Author: Martin
Early this morning, the crypto asset market experienced a rare and violent shock, resulting in a large number of contract positions being forcibly liquidated by the system. Relevant statistics show that the total amount of forced liquidation in the past 24 hours has reached an unprecedented scale.
According to the latest statistics released by professional data tracking agency @coinglass_com, the global crypto asset derivatives market has experienced severe fluctuations in the past 24 hours, resulting in a large number of highly leveraged contract positions being forced to close by trading platforms .
Data shows that the total amount of forced liquidation across the entire network caused by this market volatility reached US$19.133 billion, setting a new single-day record in this field. At the same time, the number of users who encountered forced liquidation also reached a staggering 1,618,240 , reflecting the wide range of this volatility.
One particularly notable case occurred on the derivatives trading platform Hyperliquid (@HyperliquidX).

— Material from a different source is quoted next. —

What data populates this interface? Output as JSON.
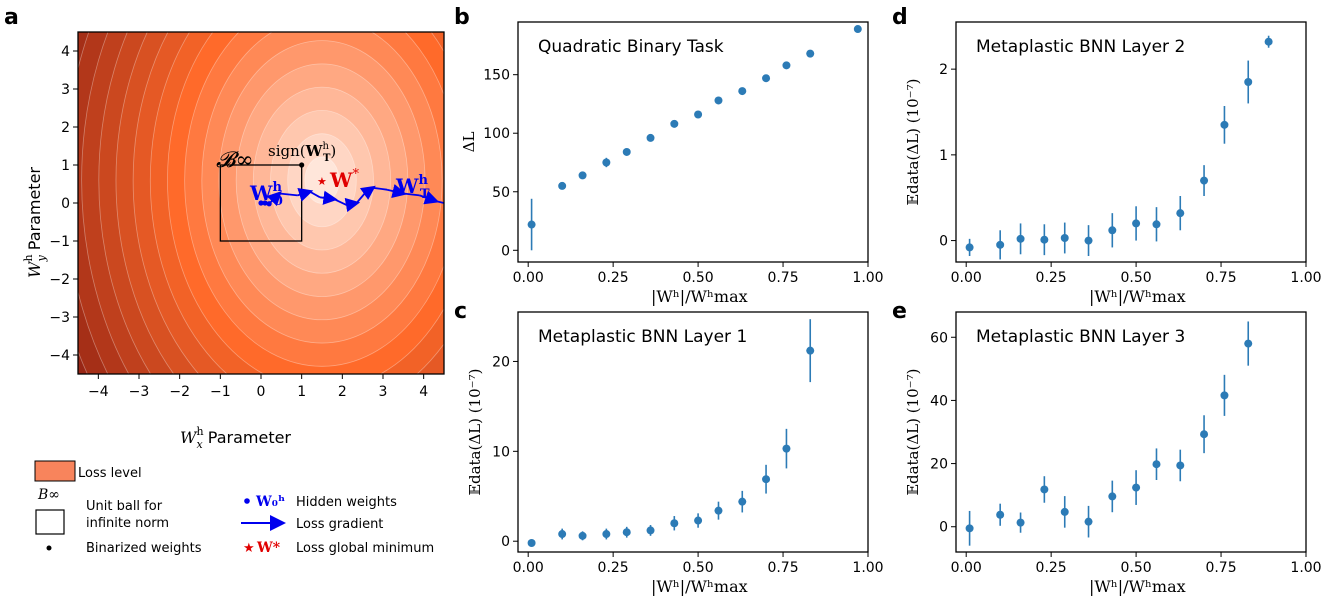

The platform recorded a forced liquidation of a long contract position in Ethereum ($ETH), totaling $203 million . This massive single loss highlights the significant risks inherent in high-leverage trading during extreme market volatility.
Market volatility analysis:
Market analysts generally believe the recent sharp market fluctuations are due to a combination of factors, including but not limited to: shifts in macroeconomic expectations (such as the direction of Federal Reserve policy), which impacted overall market risk appetite; significant short-term gains in some mainstream crypto assets, which necessitated a technical correction ; and tight market liquidity during a specific period . These factors combined to trigger a massive sell-off and contract liquidation.
The cryptoasset market is known for its high volatility. This record-breaking forced liquidation event represents a concentrated release of inherent market risks, reminding us that while pursuing potential returns, risk management must be prioritized. Investors should continue to learn, enhance their understanding, view market fluctuations rationally, and carefully allocate assets to navigate a market fraught with uncertainty.